Zhang X, Kindel G, Wülfert E, Hanin I
Department of Pharmacology and Experimental Therapeutics, Loyola University Chicago Stritch School of Medicine, Maywood, Illinois, USA.
Acta Anaesthesiol Scand. 1998 Sep;42(8):1004-9. doi: 10.1111/j.1399-6576.1998.tb05362.x.
Mivazerol is a new and selective alpha 2-adrenergic receptor agonist devoid of hypotensive effects (1, 2). Previous studies have demonstrated that mivazerol prevents hemodynamic instability during emergence from halothane anesthesia in rats (3). The present study was to determine whether glutamate and aspartate are involved in this action of mivazerol, at the second to third thoracic segments (T2-T3) of the spinal cord.
In vivo microdialysis in combination with high-performance liquid chromatography (HPLC) was employed in the study. Blood pressure (BP) and heart rate (HR) were recorded along with intrathecal (i.t.) microdialysis perfusion.
BP, HR and i.t. release of glutamate (GLU, pmol/microliter) were stable in the rats under 1.1% halothane anesthesia. However, halothane withdrawal immediately increased BP, HR, and i.t. release of GLU, and remained elevated for at least 2 h after withdrawal of halothane.
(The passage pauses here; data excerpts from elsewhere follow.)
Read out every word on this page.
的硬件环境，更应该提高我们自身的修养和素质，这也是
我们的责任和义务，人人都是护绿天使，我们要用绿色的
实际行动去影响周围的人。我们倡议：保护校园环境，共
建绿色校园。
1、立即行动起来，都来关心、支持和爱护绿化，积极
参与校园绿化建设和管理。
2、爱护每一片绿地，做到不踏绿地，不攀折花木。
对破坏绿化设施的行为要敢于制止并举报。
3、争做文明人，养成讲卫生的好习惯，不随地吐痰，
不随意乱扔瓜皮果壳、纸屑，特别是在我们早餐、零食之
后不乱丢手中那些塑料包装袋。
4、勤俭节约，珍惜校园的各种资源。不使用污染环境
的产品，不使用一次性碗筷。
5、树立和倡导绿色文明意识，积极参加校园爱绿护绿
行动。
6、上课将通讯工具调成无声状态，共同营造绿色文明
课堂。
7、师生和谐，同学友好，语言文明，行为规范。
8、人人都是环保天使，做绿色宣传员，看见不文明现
Thirty minutes prior to halothane withdrawal, intravenous (i.v.) infusion of mivazerol (15 micrograms.kg-1.h-1) almost completely prevented the increases in HR (delta 18 +/- 7 vs delta 79 +/- 7 beats/min), and in the i.t. release of GLU (delta 10.3 +/- 3.7 vs delta 30.6 +/- 5.9; 112% vs 167%). Local i.t. microinjection of mivazerol (2.5 micrograms/kg) 2 min prior to withdrawal of halothane also blocked the HR responses, as well as on the i.t. release of GLU following halothane withdrawal.
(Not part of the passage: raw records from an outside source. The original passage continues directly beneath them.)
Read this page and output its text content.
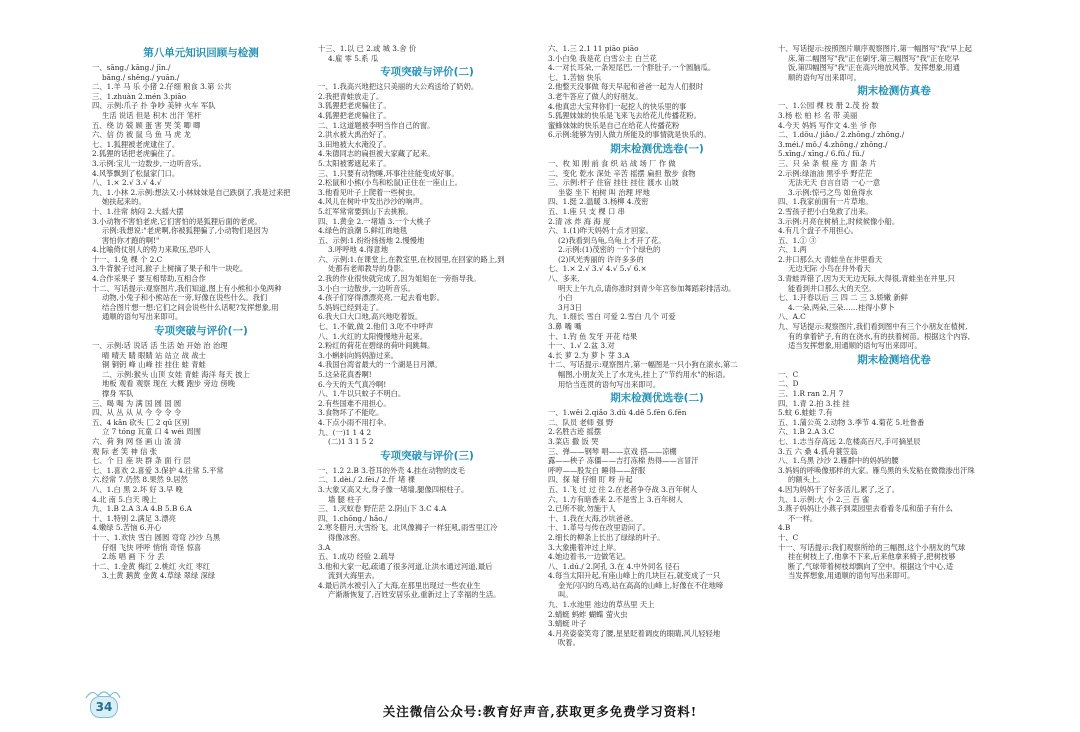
第八单元知识回顾与检测
一、sāng./ kāng./ jīn./
bāng./ shēng./ yuān./
二、1.羊 马 乐 小猪 2.仔细 粮食 3.第 公共
三、1.zhuàn 2.mén 3.piāo
四、示例:爪子 扑 争吵 美钟 火车 军队
生活 说话 但是 积木 出汗 笔杆
五、绕 访 兢 顾 蛋 害 哭 笑 唧 唧
六、信 仿 被 鼠 乌 鱼 马 虎 龙
七、1.狐狸被老虎逮住了。
2.狐狸的话把老虎骗住了。
3.示例:宝儿一边数步,一边听音乐。
4.风筝飘到了松鼠家门口。
八、1.× 2.√ 3.√ 4.√
九、1.小林 2.示例:想法又:小林妹妹是自己跌倒了,我是过来把
她扶起来的。
十、1.往常 纳闷 2.大摇大摆
3.小动物不害怕老虎,它们害怕的是狐狸后面的老虎。
示例:我想说:"老虎啊,你被狐狸骗了,小动物们是因为
害怕你才跑的啊!"
4.比喻倚仗别人的势力来欺压,恐吓人
十一、1.兔 棵 个 2.C
3.牛背猴子过河,猴子上树摘了果子和牛一块吃。
4.合作采果子 要互相帮助,互相合作
十二、写话提示:观察图片,我们知道,图上有小熊和小兔两种
动物,小兔子和小熊站在一旁,好像在说些什么。我们
结合图片想一想:它们之间会说些什么话呢?发挥想象,用
通顺的语句写出来即可。
专项突破与评价(一)
一、示例:话 说话 活 生活 始 开始 治 治理
晴 晴天 睛 眼睛 站 站立 战 战士
铜 铜钥 峰 山峰 挂 挂住 蛙 青蛙
二、示例:猴头 山顶 女娃 青蛙 海洋 每天 披上
地板 观看 观察 现在 大概 跑步 旁边 傍晚
撑身 军队
三、喝 喝 为 满 国 圆 国 圆
四、从 丛 从 从 今 令 令 令
五、4 kǎn 砍头 匚 2 qū 区别
立 7 tóng 瓦童 口 4 wéi 周围
六、荷 狗 网 怪 画 山 渣 清
观 际 老 笑 神 信 张
七、个 日 座 块 群 条 面 行 层
七、1.喜欢 2.喜爱 3.保护 4.往常 5.平常
六.经常 7.仍然 8.果然 9.居然
八、1.白 黑 2.坏 好 3.早 晚
4.北 南 5.白天 晚上
九、1.B 2.A 3.A 4.B 5.B 6.A
十、1.特别 2.满足 3.漂亮
4.嫩绿 5.苦恼 6.开心
十一、1.欢快 雪白 圆圆 弯弯 沙沙 乌黑
仔细 飞快 呼呼 悄悄 奇怪 惊喜
2.练 唱 画 下 分 丢
十二、1.金黄 梅红 2.桃红 火红 枣红
3.土黄 鹅黄 金黄 4.草绿 翠绿 深绿
十三、1.以 已 2.或 城 3.舍 价
4.雇 零 5.系 瓜
专项突破与评价(二)
一、1.我高兴地把这只美丽的大公鸡送给了奶奶。
2.我把青蛙放走了。
3.狐狸把老虎骗住了。
4.狐狸把老虎骗住了。
二、1.这道题被李明当作自己的窗。
2.洪水被大禹治好了。
3.田地被大水淹没了。
4.朱德同志的扁担被大家藏了起来。
5.太阳被雾遮起来了。
三、1.只要有动物睡,环事往往能变成好事。
2.松鼠和小熊(小鸟和松鼠)正住在一座山上。
3.他看见叶子上爬着一些树虫。
4.风儿在树叶中发出沙沙的响声。
5.红军常常要到山下去挑粮。
四、1.黄金 2.一堵墙 3.一个大桃子
4.绿色的浪潮 5.鲜红的地毯
五、示例:1.纷纷扬扬地 2.慢慢地
3.呼呼地 4.得意地
六、示例:1.在课堂上,在教室里,在校园里,在回家的路上,到
处都有老师教导的身影。
2.我的作业很快就完成了,因为姐姐在一旁指导我。
3.小白一边散步,一边听音乐。
4.孩子们穿得漂漂亮亮,一起去看电影。
5.妈妈已经到走了。
6.我大口大口地,高兴地吃着饭。
七、1.不做,做 2.他们 3.吃不中呼声
八、1.火红的太阳慢慢地升起来。
2.粉红的荷花在碧绿的荷叶间跳舞。
3.小蝌蚪向妈妈游过来。
4.我国台湾省最大的一个湖是日月潭。
5.这朵花真香啊!
6.今天的天气真冷啊!
八、1.牛以只蚊子不明白。
2.有些国难不用担心。
3.食物坏了不能吃。
4.下点小雨不用打伞。
九、(一)1 1 4 2
(二)1 3 1 5 2
专项突破与评价(三)
一、1.2 2.B 3.苍耳的外壳 4.挂在动物的皮毛
二、1.dèi./ 2.fèi./ 2.仟 堵 裸
3.大象又高又大,身子像一堵墙,腿像四根柱子。
墙 腿 柱子
三、1.灭蚁卷 野茫茫 2.阴山下 3.C 4.A
四、1.chōng./ hǎo./
2.寒冬腊月,大雪纷飞。北风像狮子一样狂吼,雨雪里江冷
得像冰窖。
3.A
五、1.成功 经验 2.疏导
3.他和大家一起,疏通了很多河道,让洪水通过河道,最后
流到大海里去。
4.最后洪水被引入了大海,在那里出现过一些农业生
产渐渐恢复了,百姓安居乐业,重新过上了幸福的生活。
六、1.三 2.1 11 piāo piāo
3.小白兔 我是花 白雪公主 白兰花
4.一对长耳朵,一条短尾巴,一个胖肚子,一个圆脑瓜。
七、1.苦恼 快乐
2.他整天没事做 每天早起和爸爸一起为人们报时
3.老牛答应了做人的好朋友。
4.他真忠大宝拜你们一起挖人的快乐里的事
5.狐狸妹妹的快乐是飞来飞去给花儿传播花粉。
蜜蜂妹妹的快乐是自己在给花人传播花粉
6.示例:能够为别人做力所能及的事情就是快乐的。
期末检测优选卷(一)
一、枚 知 刚 前 食 织 站 战 场 厂 作 做
二、变化 乾水 深处 辛苦 摇摆 扁担 散步 食物
三、示例:杆子 住宿 挂往 挂住 渡水 山坡
坐姿 坐下 柏树 叫 治理 坪地
四、1.挺 2.温暖 3.杨柳 4.茂密
五、1.座 只 支 棵 口 串
2.清 冰 炸 海 海 度
六、1.(1)昨天妈妈十点才回家。
(2)我看到乌龟,乌龟上才开了花。
2.示例:(1)茂密的 一个个绿色的
(2)风光秀丽的 许许多多的
七、1.× 2.√ 3.√ 4.√ 5.√ 6.×
八、多来,
明天上午九点,请你准时到青少年宫参加舞蹈彩排活动。
小白
3月3日
九、1.细长 雪白 可爱 2.雪白 几个 可爱
3.鼻 嘴 嘴
十、1.钓 鱼 发牙 开花 结果
十一、1.√ 2.盆 3.对
4.长 萝 2.为 萝卜 芽 3.A
十二、写话提示:观察图片,第一幅图是一只小狗在滚水,第二
幅图,小朋友关上了水龙头,挂上了"节约用水"的标语。
用恰当连贯的语句写出来即可。
期末检测优选卷(二)
一、1.wěi 2.qiǎo 3.dǔ 4.dē 5.fēn 6.fēn
二、队员 老师 强 野
2.名胜古迹 摇摆
3.菜店 撒 饭 哭
三、弹——钢琴 唱——京戏 搭——凉棚
露——秧子 冻僵——吉打冻棉 热得——言冒汗
呼哼——股发白 睡得——舒服
四、探 疑 仔细 盯 呀 升起
五、1.飞 过 过 往 2.在老者争夺战 3.百年树人
六、1.方有暗香来 2.不是雪上 3.百年树人
2.已所不欲,勿施于人
十、1.我在大海,沙坑爸爸。
十、1.革号与传在改里语问了。
2.细长的柳条上长出了绿绿的叶子。
3.大象搬着冲过上岸。
4.她边着书,一边做笔记。
八、1.dú./ 2.阿孔 3.在 4.中外同名 径石
4.每当太阳升起,有座山峰上的几块巨石,就变成了一只
金光闪闪的乌鸡,站在高高的山峰上,好像在不住地啼
叫。
九、1.水池里 池边的草丛里 天上
2.蜻蜓 蚂蚱 蝴蝶 萤火虫
3.蜻蜓 叶子
4.月亮姿姿笑弯了腰,星星眨着调皮的眼睛,风儿轻轻地
吹着。
十、写话提示:按照图片顺序观察图片,第一幅图写"我"早上起
床,第二幅图写"我"正在刷牙,第三幅图写"我"正在吃早
饭,第四幅图写"我"正在高兴地放风筝。发挥想象,用通
顺的语句写出来即可。
期末检测仿真卷
一、1.公园 棵 枝 册 2.茂 扮 数
3.杨 松 柏 杉 名 带 美丽
4.今天 妈妈 写作文 4.坐 爷 你
二、1.dǒu./ jiǎo./ 2.zhōng./ zhǒng./
3.méi./ mǒ./ 4.zhōng./ zhǒng./
5.xǐng./ xīng./ 6.fǔ./ fū./
三、只 朵 条 根 座 方 面 条 片
2.示例:绿油油 黑乎乎 野茫茫
无法无天 自言自语 一心一意
3.示例:惊弓之鸟 如鱼得水
四、1.我家前面有一片草地。
2.雪孩子把小白兔救了出来。
3.示例:月亮在树梢上,时候候像小船。
4.有几个盘子不用担心。
五、1.① ③
六、1.两
2.井口那么大 青蛙坐在井里看天
无边无际 小鸟在井外看天
3.青蛙弄错了,因为天无边无际,大得很,青蛙坐在井里,只
能看到井口那么大的天空。
七、1.开春以后 三 四 二 三 3.娇嫩 新鲜
4.一朵,两朵,三朵……桂得小萝卜
八、A.C
九、写话提示:观察图片,我们看到图中有三个小朋友在植树,
有的拿着铲子,有的在浇水,有的扶着树苗。根据这个内容,
适当发挥想象,用通顺的语句写出来即可。
期末检测培优卷
一、C
二、D
三、1.R ran 2.月 7
四、1.青 2.拍 3.挂 挂
5.蚊 6.蛙蛙 7.有
五、1.蒲公英 2.动物 3.季节 4.菊花 5.吐鲁番
六、1.B 2.A 3.C
七、1.志当存高远 2.危楼高百尺,手可摘星辰
3.五 六 桑 4.孤舟蓑笠翁
八、1.乌黑 沙沙 2.雁群中的妈妈的腰
3.妈妈的呼唤像那样的大家。雁鸟黑的头发粘在微微渗出汗珠
的额头上。
4.因为妈妈干了好多活儿,累了,乏了。
九、1.示例:大 小 2.三 百 雀
3.燕子妈妈让小燕子到菜园里去看看冬瓜和茄子有什么
不一样。
4.B
十、C
十一、写话提示:我们观察所给的三幅图,这个小朋友的气球
挂在树枝上了,他拿不下来,后来他拿来椅子,把树枝够
断了,气球带着树枝却飘向了空中。根据这个中心,适
当发挥想象,用通顺的语句写出来即可。
34	关注微信公众号:教育好声音,获取更多免费学习资料!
The present study demonstrates that emergence from halothane anesthesia increases i.t. release of GLU, and that mivazerol has an inhibitory effect on the above, through its direct action on the spinal cord.
米伐折罗是一种新型选择性α₂肾上腺素能受体激动剂,无降压作用(1,2)。先前的研究表明,米伐折罗可预防大鼠氟烷麻醉苏醒期间的血流动力学不稳定(3)。本研究旨在确定谷氨酸和天冬氨酸是否参与米伐折罗在脊髓胸段第二至第三节段(T2 - T3)的这一作用。
本研究采用体内微透析结合高效液相色谱(HPLC)法。记录血压(BP)、心率(HR)以及鞘内(i.t.)微透析灌注情况。
在1.1%氟烷麻醉下,大鼠的BP、HR以及i.t.谷氨酸(GLU,pmol/微升)释放量稳定。然而,停用氟烷后立即出现BP、HR升高以及i.t. GLU释放增加,且在停用氟烷后至少2小时内持续升高。在停用氟烷前30分钟,静脉输注米伐折罗(15微克·千克⁻¹·小时⁻¹)几乎完全预防了HR升高(Δ18 ± 7对比Δ79 ± 7次/分钟)以及i.t. GLU释放增加(Δ10.3 ± 3.7对比Δ30.6 ± 5.9;112%对比167%)。在停用氟烷前2分钟鞘内局部微量注射米伐折罗(2.5微克/千克)也阻断了HR反应以及停用氟烷后i.t. GLU的释放。
本研究表明,氟烷麻醉苏醒会增加i.t. GLU释放,且米伐折罗通过对脊髓的直接作用对上述情况具有抑制作用。